Export all active policies for your workspace as a YAML manifest. The manifest can be checked into git and used with al import to promote policies across environments.

Requires a service key (AL_SERVICE_KEY).

# Print YAML manifest to stdout
AL_SERVICE_KEY="al_svc_your_key" al export

# Write to a file for git
AL_SERVICE_KEY="al_svc_your_key" al export --file policies.yaml

# Export as JSON instead of YAML
AL_SERVICE_KEY="al_svc_your_key" al export --format json --file policies.json

Options:

Flag Description
--file <path> Write to file instead of stdout
--format <format> yaml (default) or json

The exported manifest includes all active policies and circuit breaker configuration (informational). Circuit breaker settings are included for visibility but are not applied by al import.

al import

Import a policy manifest into your workspace. Policies in the manifest are created or updated. By default, policies not in the manifest are left unchanged.

Requires a service key (AL_SERVICE_KEY).

# Import from a file
AL_SERVICE_KEY="al_svc_your_key" al import --file policies.yaml

# Import from stdin (pipe from export)
al export | AL_SERVICE_KEY="al_svc_your_key" al import

# Preview what would change without applying it
AL_SERVICE_KEY="al_svc_your_key" al import --file policies.yaml --dry-run

# Full sync: deactivate policies not present in the manifest
AL_SERVICE_KEY="al_svc_your_key" al import --file policies.yaml --replace

Options:

Flag Description
--file <path> Read manifest from file (default: stdin)
--dry-run Preview what would change without writing to the database
--replace Full sync mode: deactivate policies absent from the manifest

Example output:

  + 2 added:
      block-prod-deploy
      require-approval-finance
  ~ 1 modified:
      audit-all-writes
  = 5 unchanged

Import complete — 2 added, 1 modified, 0 deleted
Manifest hash: sha256:a3f1b2c4...

Policy identity: Policies are matched by name, not action type. Two policies with the same action type but different names are treated as separate policies. This means you can safely have multiple policies per action type.
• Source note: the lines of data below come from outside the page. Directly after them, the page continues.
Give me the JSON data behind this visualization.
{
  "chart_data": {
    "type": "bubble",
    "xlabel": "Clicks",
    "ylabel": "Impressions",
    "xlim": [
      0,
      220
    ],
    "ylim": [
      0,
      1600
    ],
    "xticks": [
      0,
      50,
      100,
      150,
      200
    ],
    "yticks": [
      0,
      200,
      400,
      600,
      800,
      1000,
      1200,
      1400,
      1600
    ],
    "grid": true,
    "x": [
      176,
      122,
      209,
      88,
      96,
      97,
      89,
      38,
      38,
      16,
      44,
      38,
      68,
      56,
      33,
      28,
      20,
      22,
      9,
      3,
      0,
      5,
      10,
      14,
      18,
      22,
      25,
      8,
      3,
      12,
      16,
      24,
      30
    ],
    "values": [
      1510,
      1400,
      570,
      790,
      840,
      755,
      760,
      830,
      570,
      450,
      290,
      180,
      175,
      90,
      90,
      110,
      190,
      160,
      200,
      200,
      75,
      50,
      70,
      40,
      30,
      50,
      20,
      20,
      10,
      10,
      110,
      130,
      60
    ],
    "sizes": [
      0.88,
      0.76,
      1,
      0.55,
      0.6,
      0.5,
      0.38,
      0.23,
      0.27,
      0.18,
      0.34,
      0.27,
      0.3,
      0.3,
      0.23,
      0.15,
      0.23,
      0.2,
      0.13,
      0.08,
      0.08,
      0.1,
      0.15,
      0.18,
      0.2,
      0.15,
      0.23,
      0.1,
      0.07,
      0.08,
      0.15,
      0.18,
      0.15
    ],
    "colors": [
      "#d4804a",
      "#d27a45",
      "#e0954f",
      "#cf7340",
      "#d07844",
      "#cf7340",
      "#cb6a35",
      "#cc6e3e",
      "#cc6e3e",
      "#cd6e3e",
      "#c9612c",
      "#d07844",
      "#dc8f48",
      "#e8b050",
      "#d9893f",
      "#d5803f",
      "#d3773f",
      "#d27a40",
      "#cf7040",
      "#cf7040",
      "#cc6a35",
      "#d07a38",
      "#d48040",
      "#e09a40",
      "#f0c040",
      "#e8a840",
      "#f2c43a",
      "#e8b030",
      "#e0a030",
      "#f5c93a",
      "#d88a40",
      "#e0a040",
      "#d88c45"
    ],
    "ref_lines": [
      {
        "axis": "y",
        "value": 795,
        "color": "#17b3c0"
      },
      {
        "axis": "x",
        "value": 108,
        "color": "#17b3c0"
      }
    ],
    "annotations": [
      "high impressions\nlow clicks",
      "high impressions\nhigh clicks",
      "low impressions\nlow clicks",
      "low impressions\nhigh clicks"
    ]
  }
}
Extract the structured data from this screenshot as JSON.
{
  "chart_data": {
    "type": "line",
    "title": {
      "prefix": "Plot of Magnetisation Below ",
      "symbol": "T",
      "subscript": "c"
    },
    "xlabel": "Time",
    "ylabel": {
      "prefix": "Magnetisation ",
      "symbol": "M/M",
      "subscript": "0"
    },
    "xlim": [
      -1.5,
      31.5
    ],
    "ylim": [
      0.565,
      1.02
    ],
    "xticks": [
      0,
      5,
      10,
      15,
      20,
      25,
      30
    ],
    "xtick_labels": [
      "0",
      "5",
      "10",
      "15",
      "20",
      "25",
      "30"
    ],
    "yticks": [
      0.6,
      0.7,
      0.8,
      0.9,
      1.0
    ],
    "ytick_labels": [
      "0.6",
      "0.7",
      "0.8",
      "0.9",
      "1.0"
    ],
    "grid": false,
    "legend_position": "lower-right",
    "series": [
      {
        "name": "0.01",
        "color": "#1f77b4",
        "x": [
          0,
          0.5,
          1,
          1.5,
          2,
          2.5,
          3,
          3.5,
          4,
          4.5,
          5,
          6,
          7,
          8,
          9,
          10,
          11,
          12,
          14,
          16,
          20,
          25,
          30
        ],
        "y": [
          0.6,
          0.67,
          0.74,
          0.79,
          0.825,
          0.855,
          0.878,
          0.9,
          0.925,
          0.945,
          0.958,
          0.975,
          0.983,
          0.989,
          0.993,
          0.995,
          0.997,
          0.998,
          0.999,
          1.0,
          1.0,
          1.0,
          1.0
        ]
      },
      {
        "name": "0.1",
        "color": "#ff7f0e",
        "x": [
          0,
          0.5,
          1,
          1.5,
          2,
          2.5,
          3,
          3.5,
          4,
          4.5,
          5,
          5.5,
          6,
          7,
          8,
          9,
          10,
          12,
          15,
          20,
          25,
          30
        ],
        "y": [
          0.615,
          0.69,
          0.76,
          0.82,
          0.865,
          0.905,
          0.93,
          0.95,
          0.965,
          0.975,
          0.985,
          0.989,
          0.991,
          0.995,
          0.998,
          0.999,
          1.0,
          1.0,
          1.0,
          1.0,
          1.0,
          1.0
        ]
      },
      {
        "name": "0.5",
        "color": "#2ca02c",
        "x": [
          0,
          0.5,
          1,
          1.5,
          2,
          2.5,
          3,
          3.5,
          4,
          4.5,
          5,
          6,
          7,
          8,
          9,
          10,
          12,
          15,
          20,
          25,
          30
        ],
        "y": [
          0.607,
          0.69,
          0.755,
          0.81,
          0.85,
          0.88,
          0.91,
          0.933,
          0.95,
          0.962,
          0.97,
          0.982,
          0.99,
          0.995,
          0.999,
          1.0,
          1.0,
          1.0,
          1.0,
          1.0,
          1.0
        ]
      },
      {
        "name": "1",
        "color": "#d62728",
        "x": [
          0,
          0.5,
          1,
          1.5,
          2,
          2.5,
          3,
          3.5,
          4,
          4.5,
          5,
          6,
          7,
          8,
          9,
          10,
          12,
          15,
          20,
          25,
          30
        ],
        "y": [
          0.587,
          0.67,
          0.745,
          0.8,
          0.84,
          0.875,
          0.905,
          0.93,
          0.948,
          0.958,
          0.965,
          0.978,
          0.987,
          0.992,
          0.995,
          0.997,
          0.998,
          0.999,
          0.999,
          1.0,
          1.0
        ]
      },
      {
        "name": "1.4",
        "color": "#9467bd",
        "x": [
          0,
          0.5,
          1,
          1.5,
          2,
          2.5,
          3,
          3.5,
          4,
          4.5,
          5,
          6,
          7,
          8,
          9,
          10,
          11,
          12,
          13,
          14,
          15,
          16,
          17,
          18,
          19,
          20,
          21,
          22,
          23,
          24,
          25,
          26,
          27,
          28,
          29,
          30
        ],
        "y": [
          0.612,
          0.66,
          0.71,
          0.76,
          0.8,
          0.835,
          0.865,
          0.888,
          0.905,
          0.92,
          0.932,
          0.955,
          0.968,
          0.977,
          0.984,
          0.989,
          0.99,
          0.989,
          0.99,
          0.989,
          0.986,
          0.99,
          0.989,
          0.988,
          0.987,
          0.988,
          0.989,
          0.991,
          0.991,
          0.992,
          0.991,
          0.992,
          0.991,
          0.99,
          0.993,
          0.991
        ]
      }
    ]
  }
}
Every successful import writes a tamper-proof audit event recording what changed, including a SHA-256 hash of the full manifest.

Output Formats

By default, the CLI produces human-readable output. Add --json to any command for machine-parseable JSON output:

al whoami --json | jq '.capabilities'

Exit Codes

Code Meaning
0 Success / action allowed
1 Error / action denied
2 Timeout (gate only)

CI/CD Integration

GitHub Actions

- name: Gate production deploy
  env:
    AL_API_KEY: ${{ secrets.AL_API_KEY }}
  run: |
    npx @agentlattice/cli gate deploy.production \
      --metadata '{"sha": "${{ github.sha }}", "actor": "${{ github.actor }}"}'

Generic Pipeline

Any pipeline that supports shell commands can use al gate as a governance checkpoint:

#!/bin/bash
set -e

al gate deploy.production --metadata "{\"version\": \"$VERSION\"}"
# If we reach here, the action was approved
deploy_to_production

The set -e flag ensures the script exits on any non-zero exit code, which includes denials and timeouts.